Since ideally, this would be run after any change to the software, automation of these testcases is of significant concern. Having a regression ‘bucket’ or ‘suite’ which can be started by someone with minimal training, which runs itself and validates itself and cleans up after itself, is of significant value. If this is not practical, at least you want to keep the man-hours required to run and evaluate this test to the minimum practical.
The method of automation would depend on the platform on which the test is run, and the characteristics of the program being tested. For instance, a program which runs in ‘batch’ mode might be best served by some form of programming as a shell around the testcases, or perhaps by using a tool which controls the submission of jobs and checks the results by searching for strings in the output and/or analyzing ‘return codes’. Whereas a ‘GUI’ program might be better served using a tool which ‘records’ keystrokes and other inputs during the initial (non-regression) run, then plays them back and does pattern recognition on the resulting screens during regression runs.
By the way, there is another benefit to having a good, easily run regression bucket.

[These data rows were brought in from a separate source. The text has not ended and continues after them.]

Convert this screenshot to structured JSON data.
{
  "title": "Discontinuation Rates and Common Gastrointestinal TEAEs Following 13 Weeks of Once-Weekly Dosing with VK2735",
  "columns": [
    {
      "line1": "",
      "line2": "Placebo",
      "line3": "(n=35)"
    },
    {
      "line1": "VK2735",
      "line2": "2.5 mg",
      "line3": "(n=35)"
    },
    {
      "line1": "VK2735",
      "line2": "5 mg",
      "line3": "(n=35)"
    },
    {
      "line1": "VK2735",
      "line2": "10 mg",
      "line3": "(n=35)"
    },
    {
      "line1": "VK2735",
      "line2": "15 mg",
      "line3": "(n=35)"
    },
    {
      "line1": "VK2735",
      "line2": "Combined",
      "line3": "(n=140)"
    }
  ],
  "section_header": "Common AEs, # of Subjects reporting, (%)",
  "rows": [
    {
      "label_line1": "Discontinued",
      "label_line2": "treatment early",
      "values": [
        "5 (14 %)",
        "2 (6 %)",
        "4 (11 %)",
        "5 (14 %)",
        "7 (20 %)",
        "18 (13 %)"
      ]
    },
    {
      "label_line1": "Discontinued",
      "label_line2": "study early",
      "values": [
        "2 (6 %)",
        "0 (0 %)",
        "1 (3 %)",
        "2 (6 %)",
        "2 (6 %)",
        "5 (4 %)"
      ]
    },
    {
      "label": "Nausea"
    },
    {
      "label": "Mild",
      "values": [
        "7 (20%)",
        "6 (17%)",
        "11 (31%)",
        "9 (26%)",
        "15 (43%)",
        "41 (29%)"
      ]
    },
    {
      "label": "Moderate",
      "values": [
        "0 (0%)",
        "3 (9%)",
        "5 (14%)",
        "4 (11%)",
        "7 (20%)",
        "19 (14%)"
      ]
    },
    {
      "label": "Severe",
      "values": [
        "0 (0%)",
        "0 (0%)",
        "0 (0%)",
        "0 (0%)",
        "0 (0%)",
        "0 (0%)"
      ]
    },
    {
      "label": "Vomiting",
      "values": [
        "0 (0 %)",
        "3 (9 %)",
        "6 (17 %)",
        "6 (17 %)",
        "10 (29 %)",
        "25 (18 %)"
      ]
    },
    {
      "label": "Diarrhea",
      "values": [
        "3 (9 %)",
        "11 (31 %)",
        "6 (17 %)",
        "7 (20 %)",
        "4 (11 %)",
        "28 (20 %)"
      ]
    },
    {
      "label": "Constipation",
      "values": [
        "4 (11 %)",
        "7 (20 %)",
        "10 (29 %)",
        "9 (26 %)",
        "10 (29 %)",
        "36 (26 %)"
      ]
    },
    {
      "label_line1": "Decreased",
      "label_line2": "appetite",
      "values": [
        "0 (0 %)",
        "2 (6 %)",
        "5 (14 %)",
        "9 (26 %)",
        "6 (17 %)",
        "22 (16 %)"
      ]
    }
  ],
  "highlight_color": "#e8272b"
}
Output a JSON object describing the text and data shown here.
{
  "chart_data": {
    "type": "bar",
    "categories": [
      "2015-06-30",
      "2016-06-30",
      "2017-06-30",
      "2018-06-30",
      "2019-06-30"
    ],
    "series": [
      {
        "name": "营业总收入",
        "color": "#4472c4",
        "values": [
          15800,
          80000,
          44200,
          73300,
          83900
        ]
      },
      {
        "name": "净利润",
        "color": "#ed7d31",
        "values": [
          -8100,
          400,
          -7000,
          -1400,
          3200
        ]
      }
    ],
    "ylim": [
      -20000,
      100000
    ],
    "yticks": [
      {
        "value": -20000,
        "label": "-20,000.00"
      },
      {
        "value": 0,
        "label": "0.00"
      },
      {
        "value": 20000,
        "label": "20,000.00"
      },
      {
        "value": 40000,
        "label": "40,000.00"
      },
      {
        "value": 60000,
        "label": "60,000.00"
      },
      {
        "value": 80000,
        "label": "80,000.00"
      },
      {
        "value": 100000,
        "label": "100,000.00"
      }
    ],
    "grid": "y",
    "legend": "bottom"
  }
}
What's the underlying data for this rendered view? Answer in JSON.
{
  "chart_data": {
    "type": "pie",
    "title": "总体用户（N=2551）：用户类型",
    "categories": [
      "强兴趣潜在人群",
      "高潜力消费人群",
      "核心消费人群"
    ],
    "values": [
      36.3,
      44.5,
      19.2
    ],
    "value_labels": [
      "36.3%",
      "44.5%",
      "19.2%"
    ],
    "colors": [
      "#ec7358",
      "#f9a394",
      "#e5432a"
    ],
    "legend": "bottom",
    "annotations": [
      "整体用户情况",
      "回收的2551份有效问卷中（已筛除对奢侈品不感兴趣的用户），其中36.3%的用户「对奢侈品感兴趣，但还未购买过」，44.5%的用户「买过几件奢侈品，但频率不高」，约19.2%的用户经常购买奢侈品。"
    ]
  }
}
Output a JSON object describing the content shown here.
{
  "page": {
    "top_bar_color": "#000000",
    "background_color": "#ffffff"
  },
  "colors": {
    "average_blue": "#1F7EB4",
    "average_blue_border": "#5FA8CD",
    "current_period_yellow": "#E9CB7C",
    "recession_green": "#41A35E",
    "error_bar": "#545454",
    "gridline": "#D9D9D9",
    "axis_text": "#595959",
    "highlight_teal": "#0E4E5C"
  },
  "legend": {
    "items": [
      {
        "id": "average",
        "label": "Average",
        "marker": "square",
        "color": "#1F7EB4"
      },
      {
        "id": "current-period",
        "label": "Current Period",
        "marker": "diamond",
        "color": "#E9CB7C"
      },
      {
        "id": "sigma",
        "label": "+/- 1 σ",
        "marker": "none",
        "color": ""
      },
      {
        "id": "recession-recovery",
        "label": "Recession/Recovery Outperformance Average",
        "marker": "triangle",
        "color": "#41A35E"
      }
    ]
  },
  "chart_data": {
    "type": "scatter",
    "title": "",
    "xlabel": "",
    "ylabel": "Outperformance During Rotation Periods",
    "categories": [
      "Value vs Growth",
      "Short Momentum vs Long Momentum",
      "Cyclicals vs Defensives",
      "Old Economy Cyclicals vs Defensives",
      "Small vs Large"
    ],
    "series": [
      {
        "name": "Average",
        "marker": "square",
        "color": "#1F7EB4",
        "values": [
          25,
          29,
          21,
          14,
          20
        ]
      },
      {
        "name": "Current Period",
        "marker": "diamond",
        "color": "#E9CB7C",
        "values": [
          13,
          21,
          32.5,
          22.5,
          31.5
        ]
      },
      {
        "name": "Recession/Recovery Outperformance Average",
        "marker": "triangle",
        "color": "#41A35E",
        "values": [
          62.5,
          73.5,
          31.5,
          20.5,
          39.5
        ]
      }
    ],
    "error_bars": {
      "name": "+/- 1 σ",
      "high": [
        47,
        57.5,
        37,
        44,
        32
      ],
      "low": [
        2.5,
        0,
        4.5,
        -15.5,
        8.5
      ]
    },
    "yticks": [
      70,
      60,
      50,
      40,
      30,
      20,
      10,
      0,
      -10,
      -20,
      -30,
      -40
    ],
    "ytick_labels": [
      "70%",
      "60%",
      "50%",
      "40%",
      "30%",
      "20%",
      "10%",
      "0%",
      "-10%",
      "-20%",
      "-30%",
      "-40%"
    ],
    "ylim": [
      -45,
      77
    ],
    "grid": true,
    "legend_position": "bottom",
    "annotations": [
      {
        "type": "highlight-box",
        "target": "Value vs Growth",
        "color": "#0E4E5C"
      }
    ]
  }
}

Let us say that there is no change to the software, but that a new piece or level of hardware is desired to be supported. Running the regression bucket against the new hardware is a good way to evaluate the compatibility of the software to the new hardware. We called this ‘progression testing’.
The focus of most testing is to verify and validate ‘what was changed’. Regression testing has as its focus to verify and validate ‘what was not (deliberately) changed’.